Ice Work If You Can Get It
Mark Steyn on the collapsing bandwagon of global warming:
But where did all these experts get the data from? Well, NASA’s assertion that Himalayan glaciers “may disappear altogether” by 2030 rests on one footnote, citing the IPCC’s Fourth Assessment Report from 2007.
In fact, the Fourth Assessment Report suggests 2035 as the likely arrival of Armageddon, but what’s half a decade between scaremongers? They rate the likelihood of the glaciers disappearing as “very high”—i.e., more than 90 per cent. And the IPCC was awarded the Nobel Peace Prize for that report, so it must be kosher, right? Well, yes, its Himalayan claims rest on a 2005 World Wildlife Fund report called “An Overview of Glaciers.”
WWF? Aren’t they something to do with pandas and the Duke of Edinburgh? True. But they wouldn’t be saying this stuff if they hadn’t got the science nailed down, would they? The WWF report relies on an article published in the New Scientist in 1999 by Fred Pearce.
That’s it? One article from 12 years ago in a pop-science mag? Oh, but don’t worry, back in 1999 Fred did a quickie telephone interview with a chap called Syed Hasnain of Jawaharlal Nehru University in Delhi.

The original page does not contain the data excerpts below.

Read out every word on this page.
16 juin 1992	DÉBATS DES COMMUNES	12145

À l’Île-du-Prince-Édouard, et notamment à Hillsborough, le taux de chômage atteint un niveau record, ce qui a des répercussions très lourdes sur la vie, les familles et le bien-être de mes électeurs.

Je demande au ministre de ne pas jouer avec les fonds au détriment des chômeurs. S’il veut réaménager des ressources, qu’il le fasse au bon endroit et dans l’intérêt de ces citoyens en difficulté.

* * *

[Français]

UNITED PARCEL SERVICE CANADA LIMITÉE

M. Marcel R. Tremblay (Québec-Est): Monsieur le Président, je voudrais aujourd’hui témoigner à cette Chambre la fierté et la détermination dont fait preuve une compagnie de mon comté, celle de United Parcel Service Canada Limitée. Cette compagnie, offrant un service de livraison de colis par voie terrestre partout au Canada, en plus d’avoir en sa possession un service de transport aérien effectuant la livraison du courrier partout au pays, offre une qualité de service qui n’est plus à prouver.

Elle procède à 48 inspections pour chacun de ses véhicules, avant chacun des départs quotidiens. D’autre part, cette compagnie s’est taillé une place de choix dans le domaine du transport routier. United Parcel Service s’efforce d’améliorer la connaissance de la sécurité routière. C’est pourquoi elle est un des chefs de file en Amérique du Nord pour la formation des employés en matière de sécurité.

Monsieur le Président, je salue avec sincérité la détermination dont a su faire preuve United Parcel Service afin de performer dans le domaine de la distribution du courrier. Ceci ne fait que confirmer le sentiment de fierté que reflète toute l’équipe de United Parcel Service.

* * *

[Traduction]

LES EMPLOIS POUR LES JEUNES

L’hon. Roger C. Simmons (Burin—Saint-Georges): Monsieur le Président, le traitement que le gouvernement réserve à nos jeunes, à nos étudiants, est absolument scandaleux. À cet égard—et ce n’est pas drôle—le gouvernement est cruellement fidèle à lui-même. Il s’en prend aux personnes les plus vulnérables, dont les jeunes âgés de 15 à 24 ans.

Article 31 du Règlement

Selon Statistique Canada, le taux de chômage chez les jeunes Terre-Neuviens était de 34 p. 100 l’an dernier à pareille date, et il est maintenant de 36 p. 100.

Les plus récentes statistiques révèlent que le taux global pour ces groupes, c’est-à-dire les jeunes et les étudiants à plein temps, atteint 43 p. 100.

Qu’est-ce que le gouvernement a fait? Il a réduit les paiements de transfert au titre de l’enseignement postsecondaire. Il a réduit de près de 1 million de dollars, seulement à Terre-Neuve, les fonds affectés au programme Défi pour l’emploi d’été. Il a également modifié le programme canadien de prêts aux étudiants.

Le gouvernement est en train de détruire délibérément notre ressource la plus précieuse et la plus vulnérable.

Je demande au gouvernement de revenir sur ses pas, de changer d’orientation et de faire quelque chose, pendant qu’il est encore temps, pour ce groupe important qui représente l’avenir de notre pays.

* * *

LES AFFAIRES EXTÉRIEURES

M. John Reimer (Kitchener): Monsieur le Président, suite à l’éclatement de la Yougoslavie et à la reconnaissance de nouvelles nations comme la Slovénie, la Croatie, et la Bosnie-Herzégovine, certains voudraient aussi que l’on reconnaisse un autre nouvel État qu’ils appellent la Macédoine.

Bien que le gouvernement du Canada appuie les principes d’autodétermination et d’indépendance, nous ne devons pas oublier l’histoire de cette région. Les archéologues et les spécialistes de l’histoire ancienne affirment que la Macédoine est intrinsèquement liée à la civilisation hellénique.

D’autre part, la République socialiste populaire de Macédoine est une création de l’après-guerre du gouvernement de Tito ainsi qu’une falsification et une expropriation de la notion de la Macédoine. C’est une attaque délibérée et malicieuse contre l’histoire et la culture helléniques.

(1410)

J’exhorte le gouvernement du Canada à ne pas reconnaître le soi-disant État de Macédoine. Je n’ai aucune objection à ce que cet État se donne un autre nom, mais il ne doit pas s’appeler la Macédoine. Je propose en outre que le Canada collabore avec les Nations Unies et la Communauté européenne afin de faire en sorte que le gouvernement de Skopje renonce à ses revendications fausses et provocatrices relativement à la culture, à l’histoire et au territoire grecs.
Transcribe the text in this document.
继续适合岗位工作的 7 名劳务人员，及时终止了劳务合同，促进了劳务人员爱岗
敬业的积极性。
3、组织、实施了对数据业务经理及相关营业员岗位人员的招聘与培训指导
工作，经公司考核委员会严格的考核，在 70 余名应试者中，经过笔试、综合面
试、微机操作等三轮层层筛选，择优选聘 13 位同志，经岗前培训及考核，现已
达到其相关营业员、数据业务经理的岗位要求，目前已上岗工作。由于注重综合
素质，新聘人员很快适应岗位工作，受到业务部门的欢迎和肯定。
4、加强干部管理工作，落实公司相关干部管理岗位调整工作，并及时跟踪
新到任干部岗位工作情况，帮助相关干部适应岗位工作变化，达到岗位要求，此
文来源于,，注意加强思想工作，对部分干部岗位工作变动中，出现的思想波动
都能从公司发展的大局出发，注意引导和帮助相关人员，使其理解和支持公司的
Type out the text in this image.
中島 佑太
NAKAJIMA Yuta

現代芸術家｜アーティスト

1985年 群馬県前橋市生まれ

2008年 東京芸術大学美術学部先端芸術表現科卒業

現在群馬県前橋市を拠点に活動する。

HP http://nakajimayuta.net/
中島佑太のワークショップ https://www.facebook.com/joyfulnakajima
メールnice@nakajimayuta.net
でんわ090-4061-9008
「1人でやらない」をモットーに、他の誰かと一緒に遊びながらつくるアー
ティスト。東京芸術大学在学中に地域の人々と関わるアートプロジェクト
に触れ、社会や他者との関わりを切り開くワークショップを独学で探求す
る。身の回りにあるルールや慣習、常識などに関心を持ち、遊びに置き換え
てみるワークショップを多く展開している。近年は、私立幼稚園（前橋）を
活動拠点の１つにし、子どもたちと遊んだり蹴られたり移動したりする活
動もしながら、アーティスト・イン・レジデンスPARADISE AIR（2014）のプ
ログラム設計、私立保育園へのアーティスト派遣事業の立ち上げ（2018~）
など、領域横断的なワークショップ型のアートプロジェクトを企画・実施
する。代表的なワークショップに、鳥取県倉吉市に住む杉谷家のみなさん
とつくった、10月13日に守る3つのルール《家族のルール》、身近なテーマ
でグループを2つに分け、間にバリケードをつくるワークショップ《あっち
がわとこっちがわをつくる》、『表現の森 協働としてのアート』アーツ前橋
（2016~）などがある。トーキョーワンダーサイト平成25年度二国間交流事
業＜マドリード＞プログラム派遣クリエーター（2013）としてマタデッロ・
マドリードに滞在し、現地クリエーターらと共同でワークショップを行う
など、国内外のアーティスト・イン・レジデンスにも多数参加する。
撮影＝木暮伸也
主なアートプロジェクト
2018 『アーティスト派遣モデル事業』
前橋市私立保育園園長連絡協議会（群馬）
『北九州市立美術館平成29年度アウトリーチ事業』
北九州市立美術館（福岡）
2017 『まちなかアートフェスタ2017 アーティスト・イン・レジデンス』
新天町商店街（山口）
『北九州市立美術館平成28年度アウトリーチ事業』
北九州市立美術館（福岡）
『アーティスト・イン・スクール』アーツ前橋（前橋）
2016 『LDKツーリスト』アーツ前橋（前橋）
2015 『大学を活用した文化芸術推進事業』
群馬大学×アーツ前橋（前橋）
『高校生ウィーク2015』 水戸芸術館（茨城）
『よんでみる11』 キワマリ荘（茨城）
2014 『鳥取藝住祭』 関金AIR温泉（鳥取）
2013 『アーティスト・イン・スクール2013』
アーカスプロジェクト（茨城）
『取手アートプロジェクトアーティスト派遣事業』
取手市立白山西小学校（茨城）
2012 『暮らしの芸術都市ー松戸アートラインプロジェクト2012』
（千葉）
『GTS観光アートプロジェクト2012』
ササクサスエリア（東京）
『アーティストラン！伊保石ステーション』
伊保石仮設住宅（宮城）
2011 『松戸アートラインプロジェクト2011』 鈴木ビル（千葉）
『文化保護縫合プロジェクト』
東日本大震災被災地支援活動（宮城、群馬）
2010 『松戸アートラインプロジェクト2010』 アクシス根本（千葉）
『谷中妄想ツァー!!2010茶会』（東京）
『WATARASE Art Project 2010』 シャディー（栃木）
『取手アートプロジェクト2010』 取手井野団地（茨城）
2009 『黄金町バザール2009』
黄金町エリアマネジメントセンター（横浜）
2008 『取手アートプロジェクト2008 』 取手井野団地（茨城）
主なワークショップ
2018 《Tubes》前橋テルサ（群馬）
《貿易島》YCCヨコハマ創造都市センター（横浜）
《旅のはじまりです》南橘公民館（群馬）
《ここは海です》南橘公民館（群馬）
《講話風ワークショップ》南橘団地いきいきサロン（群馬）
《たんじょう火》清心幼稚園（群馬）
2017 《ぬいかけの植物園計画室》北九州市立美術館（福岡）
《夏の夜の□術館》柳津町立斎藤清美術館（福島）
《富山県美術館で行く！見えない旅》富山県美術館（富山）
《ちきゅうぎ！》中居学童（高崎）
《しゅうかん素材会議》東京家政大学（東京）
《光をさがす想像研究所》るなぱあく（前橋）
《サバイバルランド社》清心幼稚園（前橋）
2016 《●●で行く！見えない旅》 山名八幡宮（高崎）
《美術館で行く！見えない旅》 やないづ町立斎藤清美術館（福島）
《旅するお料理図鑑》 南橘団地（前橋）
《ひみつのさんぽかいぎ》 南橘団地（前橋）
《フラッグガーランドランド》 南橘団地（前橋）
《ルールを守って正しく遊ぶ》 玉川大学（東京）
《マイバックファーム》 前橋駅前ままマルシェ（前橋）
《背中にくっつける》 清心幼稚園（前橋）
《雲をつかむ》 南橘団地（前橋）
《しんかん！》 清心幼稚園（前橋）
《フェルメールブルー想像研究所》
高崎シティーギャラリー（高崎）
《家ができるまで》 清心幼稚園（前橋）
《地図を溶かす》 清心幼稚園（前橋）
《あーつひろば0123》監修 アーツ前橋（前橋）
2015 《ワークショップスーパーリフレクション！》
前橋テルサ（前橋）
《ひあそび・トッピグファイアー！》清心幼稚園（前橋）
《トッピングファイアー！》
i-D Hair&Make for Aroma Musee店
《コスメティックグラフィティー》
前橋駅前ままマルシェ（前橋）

And this Syed Hasnain cove presumably knows a thing or two about glaciers.
Well, yes. But he now says he was just idly “speculating”; he didn’t do any research or anything like that.
But so what? His musings were wafted upwards through the New Scientist to the World Wildlife Fund to the IPCC to a global fait accompli: the glaciers are disappearing. Everyone knows that. You’re not a denier, are you? India’s environment minister, Jairam Ramesh, says there was not “an iota of scienti?c evidence” to support the 2035 claim. Yet that proved no obstacle to its progress through the alarmist establishment. Dr. Murari Lal, the “scientist” who included the 2035 glacier apocalypse in the IPCC report, told Britain’s Mail on Sunday that he knew it wasn’t based on “peer-reviewed science” but “we thought we should put it in”—for political reasons.
In other words the science wasn’t settled. Rather, the propaganda was settled on. And that propaganda took on a life of its own and was repeated over and over and over, in ever more shrill bits of propaganda masquerading as science. (Go read the entire piece, Steyn is at his best when slapping around the easily led.)
If the news corpse exercised even a small amount of basic curiosity, they would be noticing odd little things, such as the vast wealth apparently acquired by Dr. Rajendra Pachauri, head of the IPCC. Or the vast wealth acquired by Al Gore. And if the news corpse was even modestly endowed with a kindergarten level ability to connect the dots, they would have smelled a rat long ago. Several rats.
Instead, they hopped onto the bandwagon along with thousands upon thousands other useful idiots and began hyping the fraud.
And it is fraud, writ large.
What ought to be settled on is how to bring the fraudsters to justice for what they have done and are still attempting to do.
The bandwagon is collapsing under the weight of the lies piled onto it.